New Flaw Disclosed in End-of-Life D-Link NAS Devices: Arbitrary Command Injection and Backdoor Account

A threat researcher named 'Netsecfish' has uncovered a critical security vulnerability affecting several end-of-life D-Link Network Attached Storage (NAS) device models. The flaw, tracked as CVE-2024-3273, revolves around an arbitrary command injection and a hardcoded backdoor within the '/cgi-bin/nas_sharing.cgi' script's HTTP GET Request Handler component.

Key details of the vulnerability include:

  • Backdoor Account: The flaw includes a hardcoded account ('messagebus' with an empty password) that serves as a backdoor into the affected NAS devices.
  • Command Injection: Attackers can exploit the vulnerability by injecting base64-encoded commands into the "system" parameter via an HTTP GET request, allowing remote execution of arbitrary commands on the device.

Netsecfish warns that exploiting this vulnerability could lead to unauthorized access, modification of system settings, or denial of service.

The affected D-Link NAS device models include:

  • DNS-320L (Version 1.11, Version 1.03.0904.2013, Version 1.01.0702.2013)
  • DNS-325 (Version 1.01)
  • DNS-327L (Version 1.09, Version 1.00.0409.2013)
  • DNS-340L (Version 1.08)

According to Netsecfish's network scans, over 92,000 vulnerable D-Link NAS devices are exposed online and susceptible to exploitation through these security flaws.

No patches are available for these vulnerabilities as D-Link has declared these NAS devices as end-of-life (EOL) and no longer supported.

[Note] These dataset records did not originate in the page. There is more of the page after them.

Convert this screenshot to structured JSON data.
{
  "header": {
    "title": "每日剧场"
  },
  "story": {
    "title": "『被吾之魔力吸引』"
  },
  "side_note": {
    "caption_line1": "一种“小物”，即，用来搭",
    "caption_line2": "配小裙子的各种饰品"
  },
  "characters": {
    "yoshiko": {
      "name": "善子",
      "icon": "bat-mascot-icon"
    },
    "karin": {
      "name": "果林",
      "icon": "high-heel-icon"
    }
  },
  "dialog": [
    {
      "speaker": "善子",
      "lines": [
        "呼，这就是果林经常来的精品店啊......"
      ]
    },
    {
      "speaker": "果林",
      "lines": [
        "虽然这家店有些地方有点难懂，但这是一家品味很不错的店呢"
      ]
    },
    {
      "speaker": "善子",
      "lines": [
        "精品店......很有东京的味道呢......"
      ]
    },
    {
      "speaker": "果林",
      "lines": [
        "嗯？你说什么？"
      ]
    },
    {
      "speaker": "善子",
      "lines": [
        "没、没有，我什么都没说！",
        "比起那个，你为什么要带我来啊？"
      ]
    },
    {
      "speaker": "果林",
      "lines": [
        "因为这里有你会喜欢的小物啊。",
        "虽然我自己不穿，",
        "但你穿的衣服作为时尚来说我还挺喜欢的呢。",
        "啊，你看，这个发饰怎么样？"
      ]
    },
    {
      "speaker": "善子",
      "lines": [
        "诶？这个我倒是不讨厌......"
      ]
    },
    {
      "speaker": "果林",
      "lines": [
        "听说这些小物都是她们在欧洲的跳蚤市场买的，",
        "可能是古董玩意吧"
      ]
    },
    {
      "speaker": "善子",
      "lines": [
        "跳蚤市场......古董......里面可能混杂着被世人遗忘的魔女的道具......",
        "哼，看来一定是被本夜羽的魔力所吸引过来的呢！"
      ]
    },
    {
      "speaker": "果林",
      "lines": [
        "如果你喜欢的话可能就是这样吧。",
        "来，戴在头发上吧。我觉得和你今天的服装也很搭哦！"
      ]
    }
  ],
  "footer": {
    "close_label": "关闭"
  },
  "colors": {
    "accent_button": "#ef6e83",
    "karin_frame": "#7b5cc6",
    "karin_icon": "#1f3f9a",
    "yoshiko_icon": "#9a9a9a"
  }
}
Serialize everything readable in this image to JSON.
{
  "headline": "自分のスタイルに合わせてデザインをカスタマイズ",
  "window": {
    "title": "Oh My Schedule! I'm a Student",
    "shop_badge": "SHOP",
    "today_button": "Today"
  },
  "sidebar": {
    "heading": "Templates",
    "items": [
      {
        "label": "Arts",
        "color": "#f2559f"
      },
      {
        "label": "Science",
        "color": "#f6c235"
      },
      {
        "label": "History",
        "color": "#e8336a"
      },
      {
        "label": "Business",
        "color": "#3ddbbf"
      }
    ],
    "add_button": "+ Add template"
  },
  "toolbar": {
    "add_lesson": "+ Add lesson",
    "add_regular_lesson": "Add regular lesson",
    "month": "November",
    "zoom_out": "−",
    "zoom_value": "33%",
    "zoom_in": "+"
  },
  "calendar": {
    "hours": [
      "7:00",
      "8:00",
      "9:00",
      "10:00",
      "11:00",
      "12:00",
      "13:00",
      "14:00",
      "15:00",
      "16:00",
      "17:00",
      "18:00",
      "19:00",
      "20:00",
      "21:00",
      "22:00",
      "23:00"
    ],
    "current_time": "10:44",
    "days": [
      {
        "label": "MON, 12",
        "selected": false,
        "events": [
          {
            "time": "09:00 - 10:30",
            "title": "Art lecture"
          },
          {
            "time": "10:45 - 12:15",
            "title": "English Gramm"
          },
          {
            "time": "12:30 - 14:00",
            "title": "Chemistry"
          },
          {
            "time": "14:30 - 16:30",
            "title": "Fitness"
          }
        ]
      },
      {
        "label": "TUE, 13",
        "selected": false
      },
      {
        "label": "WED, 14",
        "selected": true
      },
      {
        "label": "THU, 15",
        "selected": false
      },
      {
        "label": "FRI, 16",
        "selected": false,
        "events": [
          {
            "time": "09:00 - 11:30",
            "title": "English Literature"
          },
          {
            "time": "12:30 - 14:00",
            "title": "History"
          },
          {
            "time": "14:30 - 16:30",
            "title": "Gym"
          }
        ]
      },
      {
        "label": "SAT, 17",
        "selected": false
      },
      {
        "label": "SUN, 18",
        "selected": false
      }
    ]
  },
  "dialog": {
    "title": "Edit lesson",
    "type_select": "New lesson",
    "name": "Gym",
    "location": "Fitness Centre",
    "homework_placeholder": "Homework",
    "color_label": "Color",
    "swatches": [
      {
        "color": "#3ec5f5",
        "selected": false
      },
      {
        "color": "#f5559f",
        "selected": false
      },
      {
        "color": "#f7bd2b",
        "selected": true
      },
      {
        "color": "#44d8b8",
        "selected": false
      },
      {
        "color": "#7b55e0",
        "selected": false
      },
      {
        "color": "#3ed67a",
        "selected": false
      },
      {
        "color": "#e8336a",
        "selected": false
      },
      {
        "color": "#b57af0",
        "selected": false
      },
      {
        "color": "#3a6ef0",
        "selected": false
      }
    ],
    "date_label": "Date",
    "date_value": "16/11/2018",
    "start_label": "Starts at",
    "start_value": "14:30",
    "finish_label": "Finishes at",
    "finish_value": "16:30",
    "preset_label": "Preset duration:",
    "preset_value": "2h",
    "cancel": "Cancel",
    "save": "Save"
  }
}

The vendor advises users to retire these devices and replace them with supported products that receive firmware updates.

D-Link has released a security bulletin to raise awareness about the flaw and recommends immediate retirement or replacement of these legacy devices. Users who continue to use outdated hardware should visit D-Link's dedicated support page for legacy devices to access archived firmware and security updates.

It's crucial to note that NAS devices should never be exposed to the internet to minimize the risk of data theft or ransomware attacks targeting these devices.